For decades, financial markets have operated under a stark paradox: while every other industry moves at the speed of the internet, the infrastructure powering global trading remains stuck in an analogue era that’s fragmented, costly, and exclusionary.
Market data, the backbone of our financial system that’s critical to price discovery, has been treated as a luxury good rather than a public utility, with a tattered, inconsistent system of providers. Simply put: there is no one source of truth.
Institutions pay billions annually for access to real-time prices from a patchwork network of platforms and software, while smaller players are left navigating opaque, delayed feeds. This inefficiency is more than just inconvenient; it’s systemic, stifling innovation and limiting liquidity.
But today, the ground is shifting. As trading venues increasingly move toward 24/5 access, the concept of “the price of everything” becomes an operational necessity. In a world where markets never sleep, every participant needs accurate, real-time pricing across asset classes, geographies, and time zones. Anything less introduces unnecessary risk, widens spreads, and undermines confidence.

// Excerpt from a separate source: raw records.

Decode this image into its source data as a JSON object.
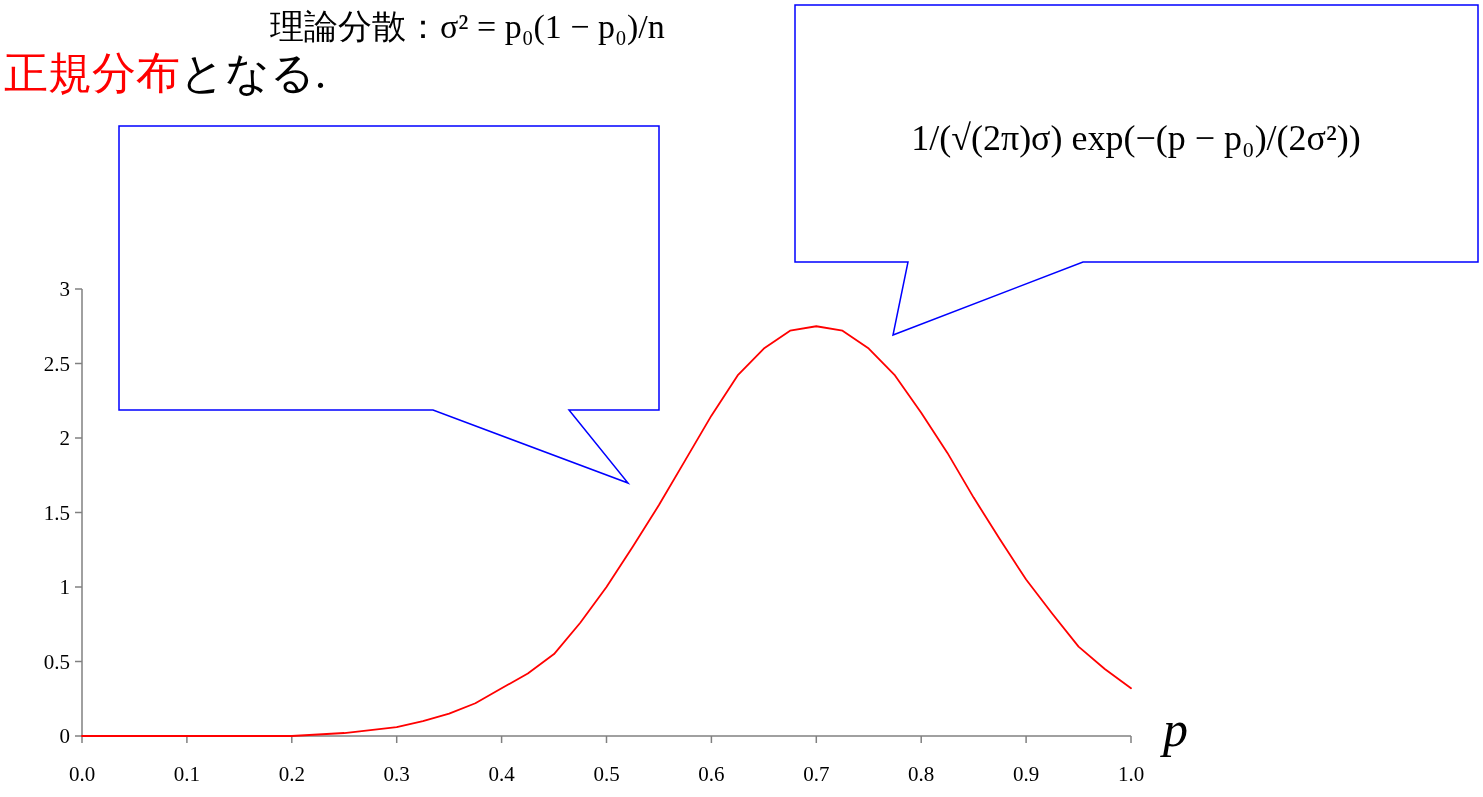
{
  "chart_data": {
    "type": "line",
    "xlabel": "p",
    "annotations": [
      "理論分散：σ² = p₀(1 − p₀)/n",
      "正規分布",
      "となる.",
      "1/(√(2π)σ) exp(−(p − p₀)/(2σ²))"
    ],
    "xlim": [
      0,
      1
    ],
    "ylim": [
      0,
      3
    ],
    "xticks": [
      {
        "value": 0,
        "label": "0.0"
      },
      {
        "value": 0.1,
        "label": "0.1"
      },
      {
        "value": 0.2,
        "label": "0.2"
      },
      {
        "value": 0.3,
        "label": "0.3"
      },
      {
        "value": 0.4,
        "label": "0.4"
      },
      {
        "value": 0.5,
        "label": "0.5"
      },
      {
        "value": 0.6,
        "label": "0.6"
      },
      {
        "value": 0.7,
        "label": "0.7"
      },
      {
        "value": 0.8,
        "label": "0.8"
      },
      {
        "value": 0.9,
        "label": "0.9"
      },
      {
        "value": 1.0,
        "label": "1.0"
      }
    ],
    "yticks": [
      0,
      0.5,
      1,
      1.5,
      2,
      2.5,
      3
    ],
    "grid": false,
    "series": [
      {
        "color": "#ff0000",
        "x": [
          0,
          0.1,
          0.2,
          0.25,
          0.3,
          0.325,
          0.35,
          0.375,
          0.4,
          0.425,
          0.45,
          0.475,
          0.5,
          0.525,
          0.55,
          0.575,
          0.6,
          0.625,
          0.65,
          0.675,
          0.7,
          0.725,
          0.75,
          0.775,
          0.8,
          0.825,
          0.85,
          0.875,
          0.9,
          0.925,
          0.95,
          0.975,
          1.0
        ],
        "values": [
          0,
          0,
          0,
          0.02,
          0.06,
          0.1,
          0.15,
          0.22,
          0.32,
          0.42,
          0.55,
          0.76,
          1.0,
          1.27,
          1.55,
          1.85,
          2.15,
          2.42,
          2.6,
          2.72,
          2.75,
          2.72,
          2.6,
          2.42,
          2.17,
          1.9,
          1.6,
          1.32,
          1.05,
          0.82,
          0.6,
          0.45,
          0.32
        ]
      }
    ]
  }
}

The tipping point: 24/5 trading reaches the mainstream
Extended trading hours have long been demanded by market participants to enable instantaneous value creation based on global events, breaking information, or geopolitical shocks. This always-on trading has the potential to boost liquidity and reduce overnight risk, and this evolution demands robust infrastructure and smarter data solutions.
With the NYSE, Nasdaq and DTCC either exploring or announcing expanded hours, this always-on trading future is becoming increasingly more real.
How real-time data infrastructure breaks the bottleneck
The catch is that continuous markets demand continuous data. Traditional providers, built for a nine-to-four world, struggle to deliver the granularity and speed required for 24/5 trading. The model of charging thousands per month for singular or limited symbol feeds while layering redistribution fees on top locks out all but the largest institutions.
Enter modern real-time data networks that source data directly from institutional-grade venues and market participants themselves, dismantling the old paradigm. On-chain price feeds deliver high-fidelity data for over 1,400 assets including equities, ETFs, commodities, and crypto with updates as frequent as every 400 milliseconds.
If markets are to function seamlessly across time zones, data must flow freely, accurately, and affordably. Real-time transparency isn’t a luxury; it’s the foundation of trust in a global financial system.
The road ahead in 2026 and beyond
As we stand on the cusp of 24/5 trading, the question isn’t whether markets will adapt – it’s a matter of how quickly they will implement next-gen infrastructure.
The future of financial infrastructure should prioritise access to real-time, high-fidelity data: the foundation of every market action that’s critical to keeping the engine of global markets running. A new wave of offerings built to match the speed of the modern internet is leading to that charge, proving that when data flows freely, innovation follows.
In a world where everything has a price, the real cost is in not knowing it.